About one third of people with dementia live in care homes with as many as 87% described with behaviour that is seen as challenging. In addition, when family carers become distressed and challenged by their relative's behaviour, this leads to breakdown of care at home and entry to long term care homes.
Professor Moniz-Cook says: "If a systematic functional analysis approach was used to detect the causes of distress or difficulty for the person and carer and thus provide the best set of interventions for both, it may be possible to delay breakdown of care at home associated with behaviours that are seen as challenging."
By reducing distress and discomfort for people with dementia there is also potential for reducing premature requests for pharmacological interventions. Where some drugs are associated with increased risks to overall quality of life in dementia care, functional analysis-based interventions that are delivered and monitored on a regular basis may therefore have the positive spin-off of an improved quality of life for the person with dementia."
Professor Moniz-Cook is already on course to address these issues. She is heading up a project called Challenge DemCare, a Ģ2 million programme funded by the Department of Health's National Institute for Health Research.

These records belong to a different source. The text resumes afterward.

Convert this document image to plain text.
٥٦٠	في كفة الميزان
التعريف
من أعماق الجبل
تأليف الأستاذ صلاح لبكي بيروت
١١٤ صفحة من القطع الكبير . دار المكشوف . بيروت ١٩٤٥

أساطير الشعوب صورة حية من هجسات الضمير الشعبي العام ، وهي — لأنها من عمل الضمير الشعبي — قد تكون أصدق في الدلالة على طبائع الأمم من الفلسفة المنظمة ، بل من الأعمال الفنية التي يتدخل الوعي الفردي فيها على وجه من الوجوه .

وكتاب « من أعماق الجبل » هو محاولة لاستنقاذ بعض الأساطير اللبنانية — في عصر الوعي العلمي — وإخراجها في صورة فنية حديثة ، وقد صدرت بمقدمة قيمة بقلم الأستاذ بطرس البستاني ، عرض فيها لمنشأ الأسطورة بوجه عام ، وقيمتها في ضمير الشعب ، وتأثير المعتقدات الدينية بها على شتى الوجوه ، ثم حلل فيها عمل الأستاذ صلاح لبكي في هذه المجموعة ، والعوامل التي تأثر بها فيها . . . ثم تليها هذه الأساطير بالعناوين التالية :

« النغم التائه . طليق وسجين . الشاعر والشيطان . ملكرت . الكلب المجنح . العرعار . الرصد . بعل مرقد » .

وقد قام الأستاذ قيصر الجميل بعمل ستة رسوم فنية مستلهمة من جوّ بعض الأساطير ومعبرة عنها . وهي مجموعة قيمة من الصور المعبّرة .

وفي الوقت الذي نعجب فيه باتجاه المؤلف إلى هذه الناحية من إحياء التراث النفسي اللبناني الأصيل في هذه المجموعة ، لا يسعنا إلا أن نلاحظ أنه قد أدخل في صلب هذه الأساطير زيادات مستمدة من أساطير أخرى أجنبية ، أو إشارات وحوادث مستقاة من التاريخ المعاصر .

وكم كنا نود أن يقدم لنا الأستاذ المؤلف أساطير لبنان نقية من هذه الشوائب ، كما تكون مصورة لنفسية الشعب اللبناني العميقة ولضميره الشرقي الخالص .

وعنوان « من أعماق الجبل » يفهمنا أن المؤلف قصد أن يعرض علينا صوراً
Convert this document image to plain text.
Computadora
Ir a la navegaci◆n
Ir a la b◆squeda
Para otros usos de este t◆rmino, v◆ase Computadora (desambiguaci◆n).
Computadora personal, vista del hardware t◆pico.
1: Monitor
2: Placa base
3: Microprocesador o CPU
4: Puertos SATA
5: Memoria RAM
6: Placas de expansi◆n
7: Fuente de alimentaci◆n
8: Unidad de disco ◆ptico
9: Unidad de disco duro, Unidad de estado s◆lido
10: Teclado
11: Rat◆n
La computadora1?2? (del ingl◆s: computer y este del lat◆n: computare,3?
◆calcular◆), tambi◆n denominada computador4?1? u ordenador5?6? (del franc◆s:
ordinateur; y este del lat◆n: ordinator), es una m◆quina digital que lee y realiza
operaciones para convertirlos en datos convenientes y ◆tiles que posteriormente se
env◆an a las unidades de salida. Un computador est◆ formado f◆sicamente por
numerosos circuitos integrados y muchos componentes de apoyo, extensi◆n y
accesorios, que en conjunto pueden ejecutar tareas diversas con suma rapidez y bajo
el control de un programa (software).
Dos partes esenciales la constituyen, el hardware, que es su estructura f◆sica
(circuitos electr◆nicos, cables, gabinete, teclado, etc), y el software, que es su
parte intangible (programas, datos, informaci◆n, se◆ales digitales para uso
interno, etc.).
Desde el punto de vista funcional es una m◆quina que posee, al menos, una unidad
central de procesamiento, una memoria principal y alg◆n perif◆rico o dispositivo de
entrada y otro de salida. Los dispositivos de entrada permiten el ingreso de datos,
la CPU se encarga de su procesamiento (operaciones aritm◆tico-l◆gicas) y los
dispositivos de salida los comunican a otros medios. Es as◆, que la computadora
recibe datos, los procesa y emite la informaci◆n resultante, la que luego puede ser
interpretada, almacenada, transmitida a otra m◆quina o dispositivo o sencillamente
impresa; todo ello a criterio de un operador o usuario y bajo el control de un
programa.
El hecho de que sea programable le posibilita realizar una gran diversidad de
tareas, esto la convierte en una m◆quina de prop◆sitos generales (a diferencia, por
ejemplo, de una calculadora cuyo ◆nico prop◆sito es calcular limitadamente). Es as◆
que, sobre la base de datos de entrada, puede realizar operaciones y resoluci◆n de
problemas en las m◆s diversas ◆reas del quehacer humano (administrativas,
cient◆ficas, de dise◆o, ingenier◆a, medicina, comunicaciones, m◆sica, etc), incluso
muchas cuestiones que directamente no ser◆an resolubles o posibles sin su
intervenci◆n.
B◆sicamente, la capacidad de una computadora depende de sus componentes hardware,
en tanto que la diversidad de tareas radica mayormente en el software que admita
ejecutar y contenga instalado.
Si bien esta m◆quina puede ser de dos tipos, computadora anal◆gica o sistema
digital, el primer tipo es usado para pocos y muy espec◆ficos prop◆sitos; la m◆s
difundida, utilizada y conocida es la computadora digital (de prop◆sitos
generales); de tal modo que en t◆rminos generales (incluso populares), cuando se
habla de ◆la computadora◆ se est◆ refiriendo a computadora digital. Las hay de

The programme has enlisted national and international experts in functional analysis, to develop an e-learning tool to train staff working in care homes. This is now available for dissemination. An additional e-tool for the use of professionals supporting carers in both family homes and care homes is also being tested widely in family care and care homes settings across England.
"The Challenge DemCare staff training and e-tool systems provide resources for focusing on functional analysis-based interventions rather than other treatments and therapies that run the risk of being used on an ad-hoc basis" explains Professor Moniz-Cook. "It is designed to help professionals design practical and personalised programmes for people with dementia and their carers to reduce distress and difficulties in the short to medium term and enhance efficacy, wellbeing and quality of life in the longer term."
The systems are currently being tested with some 800 residents living in 63 care homes across Yorkshire, as well with over 300 people and their family carers living at home. In the latter set of studies professionals across seven NHS Trusts in England are trained to deliver personalised support to both the person and the family carer. Comprehensive results from these studies are due in 12 months time.